Solution Concepts in Hierarchical Games under Bounded Rationality with Applications to Autonomous Driving
This work addresses the need for more realistic game-theoretic models of human driving behavior to improve autonomous vehicle integration, though it is incremental as it adapts existing bounded rational concepts to a specific domain.
The paper tackled the problem of modeling human driving behavior as bounded rational in multi-agent motion planning for autonomous vehicles, by adapting and evaluating four bounded rational behavior models on a dataset of human driving at an urban intersection. The results showed that a Quantal level-k model with rule-following level-0 behavior provided the best fit at the maneuver level, while bounds sampling and maxmax models were most accurate at the trajectory level, with situational factors significantly affecting performance.
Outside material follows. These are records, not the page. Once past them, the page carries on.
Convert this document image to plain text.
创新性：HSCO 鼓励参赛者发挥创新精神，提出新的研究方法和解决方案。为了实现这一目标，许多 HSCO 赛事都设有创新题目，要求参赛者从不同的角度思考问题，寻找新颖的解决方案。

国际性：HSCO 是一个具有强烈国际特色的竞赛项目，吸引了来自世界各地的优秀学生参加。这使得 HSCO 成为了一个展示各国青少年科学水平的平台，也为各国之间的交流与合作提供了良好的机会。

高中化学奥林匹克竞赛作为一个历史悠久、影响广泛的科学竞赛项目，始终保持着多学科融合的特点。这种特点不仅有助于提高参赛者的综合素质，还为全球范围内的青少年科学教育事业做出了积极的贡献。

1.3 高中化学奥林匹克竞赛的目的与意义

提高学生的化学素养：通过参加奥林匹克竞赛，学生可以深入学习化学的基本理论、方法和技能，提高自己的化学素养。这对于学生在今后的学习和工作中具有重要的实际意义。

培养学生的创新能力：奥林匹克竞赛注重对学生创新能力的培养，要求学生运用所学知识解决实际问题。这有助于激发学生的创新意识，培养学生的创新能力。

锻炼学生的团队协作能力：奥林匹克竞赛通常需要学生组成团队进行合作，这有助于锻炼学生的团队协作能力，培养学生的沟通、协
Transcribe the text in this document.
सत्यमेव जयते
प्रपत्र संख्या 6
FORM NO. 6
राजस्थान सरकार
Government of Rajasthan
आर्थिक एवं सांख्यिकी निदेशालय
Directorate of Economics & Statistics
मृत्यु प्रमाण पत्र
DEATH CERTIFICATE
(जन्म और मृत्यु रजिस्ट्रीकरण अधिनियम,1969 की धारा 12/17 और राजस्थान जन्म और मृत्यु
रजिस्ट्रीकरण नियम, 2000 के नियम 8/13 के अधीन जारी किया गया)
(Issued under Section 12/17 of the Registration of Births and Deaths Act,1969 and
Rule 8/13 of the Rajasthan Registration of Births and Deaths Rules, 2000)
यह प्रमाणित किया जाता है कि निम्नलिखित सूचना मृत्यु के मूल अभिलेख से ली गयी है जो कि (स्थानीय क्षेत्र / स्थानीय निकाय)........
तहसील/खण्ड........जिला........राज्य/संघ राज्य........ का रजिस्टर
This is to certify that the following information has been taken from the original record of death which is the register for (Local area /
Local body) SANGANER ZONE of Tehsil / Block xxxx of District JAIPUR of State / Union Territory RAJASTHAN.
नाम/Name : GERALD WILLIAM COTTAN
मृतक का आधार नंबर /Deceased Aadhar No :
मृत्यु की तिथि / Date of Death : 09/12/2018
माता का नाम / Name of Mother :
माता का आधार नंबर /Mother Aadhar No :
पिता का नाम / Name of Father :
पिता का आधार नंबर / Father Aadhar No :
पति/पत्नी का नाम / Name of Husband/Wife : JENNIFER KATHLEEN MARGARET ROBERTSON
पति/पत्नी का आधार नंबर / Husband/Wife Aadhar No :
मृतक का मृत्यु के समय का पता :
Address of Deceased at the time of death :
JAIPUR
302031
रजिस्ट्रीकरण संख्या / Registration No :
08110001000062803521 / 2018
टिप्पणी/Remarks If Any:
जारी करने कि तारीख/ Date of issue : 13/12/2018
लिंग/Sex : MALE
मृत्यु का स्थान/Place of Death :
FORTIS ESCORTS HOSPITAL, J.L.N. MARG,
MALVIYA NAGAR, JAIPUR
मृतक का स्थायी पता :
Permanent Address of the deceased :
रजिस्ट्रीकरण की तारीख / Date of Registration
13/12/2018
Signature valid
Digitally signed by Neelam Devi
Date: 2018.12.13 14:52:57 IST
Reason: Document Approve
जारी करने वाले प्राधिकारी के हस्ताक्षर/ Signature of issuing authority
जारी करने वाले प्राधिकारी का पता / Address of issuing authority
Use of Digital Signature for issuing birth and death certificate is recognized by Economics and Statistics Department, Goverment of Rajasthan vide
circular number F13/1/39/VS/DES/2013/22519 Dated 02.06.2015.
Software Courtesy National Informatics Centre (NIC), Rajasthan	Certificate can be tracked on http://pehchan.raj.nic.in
With autonomous vehicles (AV) set to integrate further into regular human traffic, there is an increasing consensus on treating AV motion planning as a multi-agent problem. However, the traditional game-theoretic assumption of complete rationality is too strong for human driving, and there is a need for understanding human driving as a \emph{bounded rational} activity through a behavioural game-theoretic lens. To that end, we adapt four metamodels of bounded rational behaviour: three based on Quantal level-k and one based on Nash equilibrium with quantal errors. We formalize the different solution concepts that can be applied in the context of hierarchical games, a framework used in multi-agent motion planning, for the purpose of creating game theoretic models of driving behaviour. Furthermore, based on a contributed dataset of human driving at a busy urban intersection with a total of approximately 4k agents and 44k decision points, we evaluate the behaviour models on the basis of model fit to naturalistic data, as well as their predictive capacity. Our results suggest that among the behaviour models evaluated, at the level of maneuvers, modeling driving behaviour as an adaptation of the Quantal level-k model with level-0 behaviour modelled as pure rule-following provides the best fit to naturalistic driving behaviour. At the level of trajectories, bounds sampling of actions and a maxmax non-strategic models is the most accurate within the set of models in comparison. We also find a significant impact of situational factors on the performance of behaviour models.